Abdeljalil Medioub

Personal information
- Full name: Abdeljalil Zaim Idriss Medioub
- Date of birth: 28 August 1997 (age 28)
- Place of birth: Marseille, France
- Height: 1.97 m (6 ft 6 in)
- Position: Defender

Youth career
- 2005–2010: Marseille
- 2014–2015: Marseille
- 2015–2016: Granada

Senior career*
- Years: Team / Apps / (Gls)
- 2016–2017: Cacereño / 2 / (0)
- 2017–2018: Don Benito / 13 / (0)
- 2018–2019: Recreativo Granada / 0 / (0)
- 2019: → Dinamo Tbilisi (loan) / 19 / (1)
- 2019–2020: Bordeaux B / 12 / (1)
- 2020–2022: Bordeaux / 10 / (0)
- 2020–2021: → Tondela (loan) / 16 / (0)
- 2022–2023: Aris Limassol / 5 / (0)
- 2023: USM Khenchela / 2 / (0)
- 2024–2025: Al-Jahra
- 2025–2026: Al-Zulfi / 14 / (0)

International career^{‡}
- 2020–: Algeria / 1 / (0)

= Abdeljalil Medioub =

Association football player (born 1997)

Abdeljalil Zaim Idriss Medioub (عبد الجليل زعيم إدريس مديوب; born 28 August 1997) is a professional footballer who plays as a defender.
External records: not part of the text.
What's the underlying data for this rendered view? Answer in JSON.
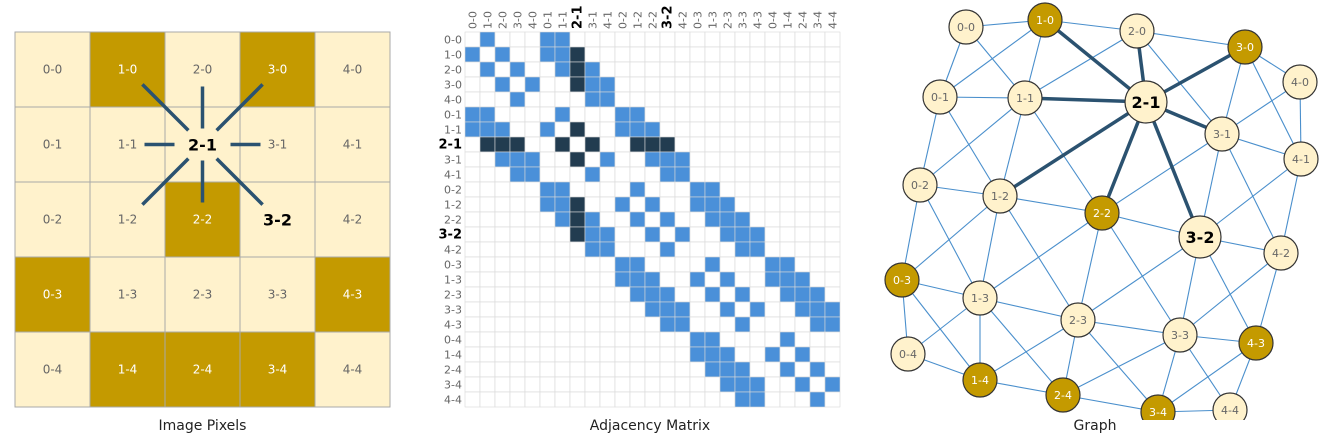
{
  "colors": {
    "light": "#FFF2CC",
    "dark": "#C49A00",
    "grid_border": "#a9a9a9",
    "matrix_blue": "#4A90D9",
    "matrix_dark": "#223C50",
    "matrix_grid": "#d8d8d8",
    "edge_light": "#4A8FCC",
    "edge_dark": "#2B5270",
    "text_dim": "#666666",
    "text_bold": "#000000"
  },
  "captions": {
    "pixels": "Image Pixels",
    "matrix": "Adjacency Matrix",
    "graph": "Graph"
  },
  "highlight": {
    "center": "2-1",
    "secondary": "3-2"
  },
  "pixels": {
    "cells": [
      {
        "label": "0-0",
        "dark": false
      },
      {
        "label": "1-0",
        "dark": true
      },
      {
        "label": "2-0",
        "dark": false
      },
      {
        "label": "3-0",
        "dark": true
      },
      {
        "label": "4-0",
        "dark": false
      },
      {
        "label": "0-1",
        "dark": false
      },
      {
        "label": "1-1",
        "dark": false
      },
      {
        "label": "2-1",
        "dark": false
      },
      {
        "label": "3-1",
        "dark": false
      },
      {
        "label": "4-1",
        "dark": false
      },
      {
        "label": "0-2",
        "dark": false
      },
      {
        "label": "1-2",
        "dark": false
      },
      {
        "label": "2-2",
        "dark": true
      },
      {
        "label": "3-2",
        "dark": false
      },
      {
        "label": "4-2",
        "dark": false
      },
      {
        "label": "0-3",
        "dark": true
      },
      {
        "label": "1-3",
        "dark": false
      },
      {
        "label": "2-3",
        "dark": false
      },
      {
        "label": "3-3",
        "dark": false
      },
      {
        "label": "4-3",
        "dark": true
      },
      {
        "label": "0-4",
        "dark": false
      },
      {
        "label": "1-4",
        "dark": true
      },
      {
        "label": "2-4",
        "dark": true
      },
      {
        "label": "3-4",
        "dark": true
      },
      {
        "label": "4-4",
        "dark": false
      }
    ]
  },
  "matrix": {
    "labels": [
      "0-0",
      "1-0",
      "2-0",
      "3-0",
      "4-0",
      "0-1",
      "1-1",
      "2-1",
      "3-1",
      "4-1",
      "0-2",
      "1-2",
      "2-2",
      "3-2",
      "4-2",
      "0-3",
      "1-3",
      "2-3",
      "3-3",
      "4-3",
      "0-4",
      "1-4",
      "2-4",
      "3-4",
      "4-4"
    ]
  },
  "graph": {
    "nodes": [
      {
        "label": "0-0",
        "dark": false
      },
      {
        "label": "1-0",
        "dark": true
      },
      {
        "label": "2-0",
        "dark": false
      },
      {
        "label": "3-0",
        "dark": true
      },
      {
        "label": "4-0",
        "dark": false
      },
      {
        "label": "0-1",
        "dark": false
      },
      {
        "label": "1-1",
        "dark": false
      },
      {
        "label": "2-1",
        "dark": false
      },
      {
        "label": "3-1",
        "dark": false
      },
      {
        "label": "4-1",
        "dark": false
      },
      {
        "label": "0-2",
        "dark": false
      },
      {
        "label": "1-2",
        "dark": false
      },
      {
        "label": "2-2",
        "dark": true
      },
      {
        "label": "3-2",
        "dark": false
      },
      {
        "label": "4-2",
        "dark": false
      },
      {
        "label": "0-3",
        "dark": true
      },
      {
        "label": "1-3",
        "dark": false
      },
      {
        "label": "2-3",
        "dark": false
      },
      {
        "label": "3-3",
        "dark": false
      },
      {
        "label": "4-3",
        "dark": true
      },
      {
        "label": "0-4",
        "dark": false
      },
      {
        "label": "1-4",
        "dark": true
      },
      {
        "label": "2-4",
        "dark": true
      },
      {
        "label": "3-4",
        "dark": true
      },
      {
        "label": "4-4",
        "dark": false
      }
    ]
  }
}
Born in France, he plays for the Algeria national team.

==Club career==
Medioub was a youth product at Marseille, and spent his early career in various reserve teams in Spain. In 2019, he moved to Dinamo Tbilisi on loan and began his professional career there. He then joined the reserve side of Bordeaux, and on 28 September 2020 signed with Tondela in the Primeira Liga.
On 9 September 2023, he joined USM Khenchela. On 27 November 2023, Medioub left USM Khenchela.

On 30 August 2025, Medioub joined Saudi FDL club Al-Zulfi.

==International career==
Born in France, Medioub is Algerian by descent. He made his debut with the Algeria national team in a friendly 1–0 win over Nigeria on 9 October 2020.